福岡県北九州市を中心に3店舗を構える白石書店は、教科書など学校販売におけるWEB上での購入申請やキャッシュレス決済等を提供するサービス「Raku-Buy」を開発した。年明け以降、教科書販売で繁忙期を迎える、金文会を中心とした書店10店で導入される予定だ。
販売・管理・コスト面でのメリット
同社は「RakuーBuy」導入において、販売面・管理面・コスト面でのメリットをあげる。販売面においては、購入者はサイト内でのクレジット決済、コンビニ払い、書店などの販売所での現金払いのいずれかの方法で決済することで、学校内で現金を扱うことによるトラブルやリスク、支払いや精算時の金額の間違いなどのヒューマンエラーを防ぐことができることをあげる。
またサイト上での購入時に、宅配での受け取り希望を選択することができるため、店頭や販売所、学校などを介することなく、商品の引き渡しができることも同サービスの魅力だ。白石書店では、これまで販売所で直接購入していた生徒のうち、3分の2が宅配購入を選択するようになった。
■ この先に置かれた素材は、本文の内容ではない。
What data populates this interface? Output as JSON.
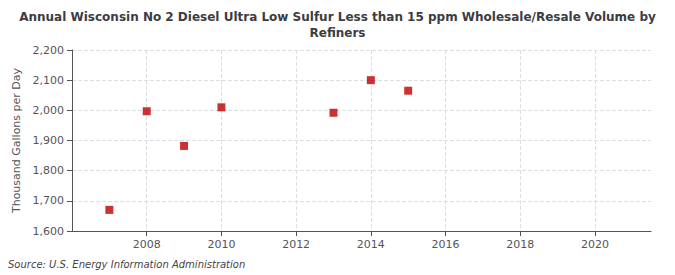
{
  "chart_data": {
    "type": "scatter",
    "title": "Annual Wisconsin No 2 Diesel Ultra Low Sulfur Less than 15 ppm Wholesale/Resale Volume by\nRefiners",
    "ylabel": "Thousand Gallons per Day",
    "source": "Source: U.S. Energy Information Administration",
    "x": [
      2007,
      2008,
      2009,
      2010,
      2013,
      2014,
      2015
    ],
    "values": [
      1670,
      1997,
      1882,
      2010,
      1992,
      2100,
      2065
    ],
    "color": "#bb0000",
    "marker": "square",
    "xlim": [
      2006.0,
      2021.5
    ],
    "ylim": [
      1600,
      2200
    ],
    "xticks": [
      2008,
      2010,
      2012,
      2014,
      2016,
      2018,
      2020
    ],
    "yticks": [
      {
        "value": 1600,
        "label": "1,600"
      },
      {
        "value": 1700,
        "label": "1,700"
      },
      {
        "value": 1800,
        "label": "1,800"
      },
      {
        "value": 1900,
        "label": "1,900"
      },
      {
        "value": 2000,
        "label": "2,000"
      },
      {
        "value": 2100,
        "label": "2,100"
      },
      {
        "value": 2200,
        "label": "2,200"
      }
    ],
    "grid": true
  }
}
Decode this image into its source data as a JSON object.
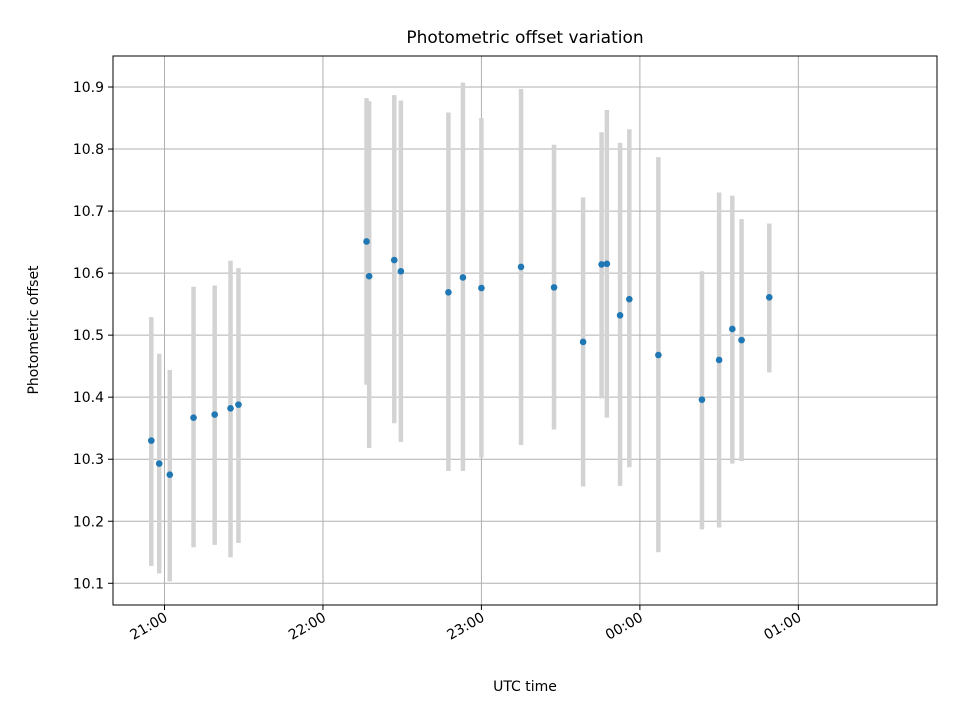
{
  "chart_data": {
    "type": "scatter",
    "title": "Photometric offset variation",
    "xlabel": "UTC time",
    "ylabel": "Photometric offset",
    "x_ticks": [
      "21:00",
      "22:00",
      "23:00",
      "00:00",
      "01:00"
    ],
    "y_ticks": [
      10.1,
      10.2,
      10.3,
      10.4,
      10.5,
      10.6,
      10.7,
      10.8,
      10.9
    ],
    "x_unit": "minutes after 20:00 UTC",
    "xlim": [
      40.5,
      352.5
    ],
    "ylim": [
      10.065,
      10.95
    ],
    "grid": true,
    "legend": "none",
    "colors": {
      "points": "#1f77b4",
      "errorbars": "#d3d3d3"
    },
    "series": [
      {
        "x": [
          55,
          58,
          62,
          71,
          79,
          85,
          88,
          136.5,
          137.5,
          147,
          149.5,
          167.5,
          173,
          180,
          195,
          207.5,
          218.5,
          225.5,
          227.5,
          232.5,
          236,
          247,
          263.5,
          270,
          275,
          278.5,
          289
        ],
        "y": [
          10.33,
          10.293,
          10.275,
          10.367,
          10.372,
          10.382,
          10.388,
          10.651,
          10.595,
          10.621,
          10.603,
          10.569,
          10.593,
          10.576,
          10.61,
          10.577,
          10.489,
          10.614,
          10.615,
          10.532,
          10.558,
          10.468,
          10.396,
          10.46,
          10.51,
          10.492,
          10.561
        ],
        "yerr_low": [
          10.128,
          10.116,
          10.103,
          10.158,
          10.162,
          10.142,
          10.165,
          10.42,
          10.318,
          10.358,
          10.328,
          10.281,
          10.281,
          10.303,
          10.323,
          10.348,
          10.256,
          10.398,
          10.367,
          10.257,
          10.287,
          10.15,
          10.187,
          10.19,
          10.293,
          10.297,
          10.44
        ],
        "yerr_high": [
          10.529,
          10.47,
          10.444,
          10.578,
          10.58,
          10.62,
          10.608,
          10.882,
          10.877,
          10.887,
          10.878,
          10.859,
          10.907,
          10.85,
          10.897,
          10.807,
          10.722,
          10.827,
          10.863,
          10.81,
          10.832,
          10.787,
          10.603,
          10.73,
          10.725,
          10.687,
          10.68
        ]
      }
    ]
  }
}
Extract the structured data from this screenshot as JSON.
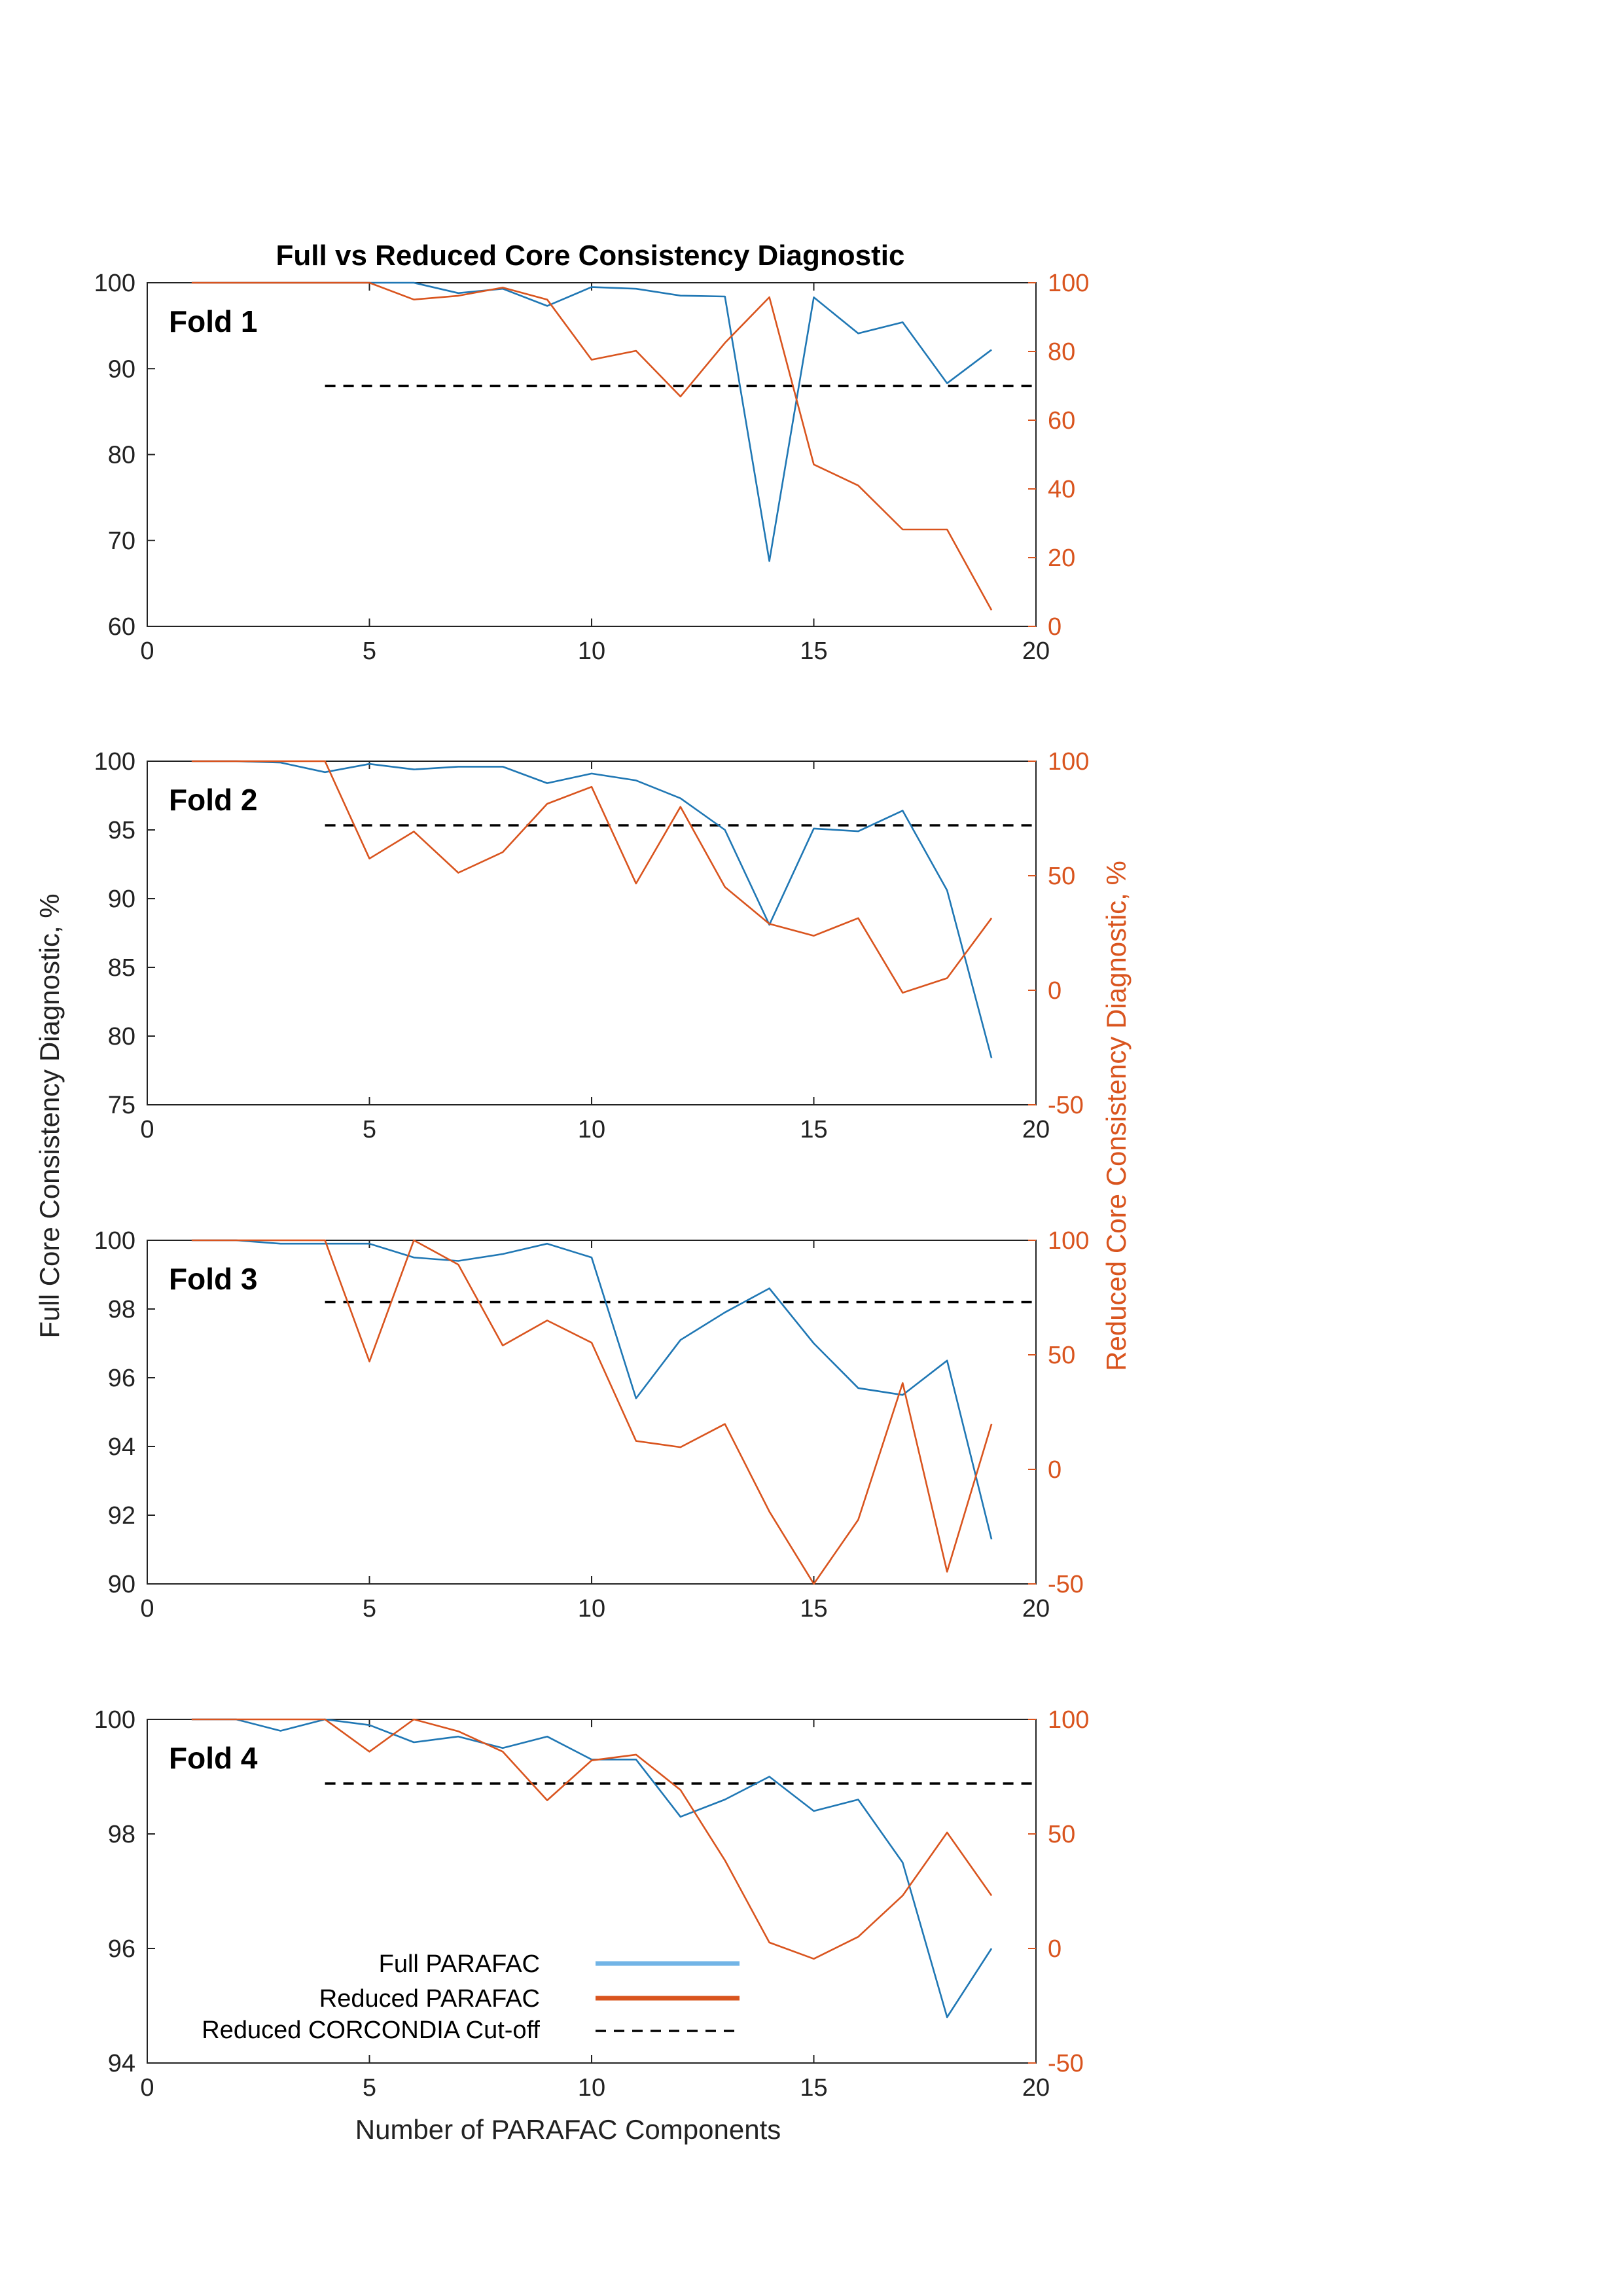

さらにこれまで販売所での直接販売の場合、購入者が来ない時間帯なども販売員が常駐していなければならず、スタッフのアイドルタイムが長かったという。同サービスの企画・開発責任者の白石書店の統括マネージャー・白石隆貴氏は「引き渡しや販売時間の大幅に削減することができ、その時間を梱包や発送業務などに集中できるようになった」と話す。
購入者と商品の照合も簡略化
一方、購入者が直接の引き渡しを希望する場合であっても、購入した生徒らには二次元バーコードが発行され、それを販売員が端末で読み取ることで、購入者情報や決済状況をその場で確認し、商品を引き渡すことができ、さらには引き渡し完了ボタンも実装しているため、購入者と商品の照合作業も大幅に簡略化される。
また管理面においても、学校を介さず直接、購入者がサイトで手続きをするため、氏名や住所などの基本情報と購入商品群のリスト化、売上管理、さらには未支払いや引き渡し済みなど、購入者ごとの取引ステータスも一覧化できる仕組みを実装している。
コスト面において、直接販売における受付業務や発送業務などのスタッフ作業量の節減、購入した基本情報が同サービスと提携しているヤマト運輸の発送伝票を自動出力できるフォーマットになっているなど、各業務の省力化で人件費の大幅な抑制にもつながる。
各手数料で収益にも貢献
収益面でも導入メリットがある。書店などの販売事業者は、配送料と運送会社に支払う手数料の差額で自社の収益となる。同サービスの宅配オプションプランで契約した場合、ヤマト運輸と新たに契約する必要はなく、集荷先と同地区での配達であれば、全国どこでも統一価格で利用することができる。
白石氏は、「本プランで契約した場合の配達個数の総数は、白石書店に集約される。そのため取り扱い個数が増えれば、当社がヤマト運輸に交渉し、配送手数料を下げることで、さらなる収益改善につなげることも視野に入れている」と話す。
また学校側からも現金を扱うことのリスクを解消できる点や、生徒の待ち時間や先生の対応時間の削減につながったなど、同サービスを評価する声が寄せられており、白石氏は「学校販売において今までないサービスで、導入となると不安になると思う。まずはスモールスタートで、1校かつ宅配希望者のみから利用していただき、どんなサービスなのか体験してほしい」と書店に呼びかける。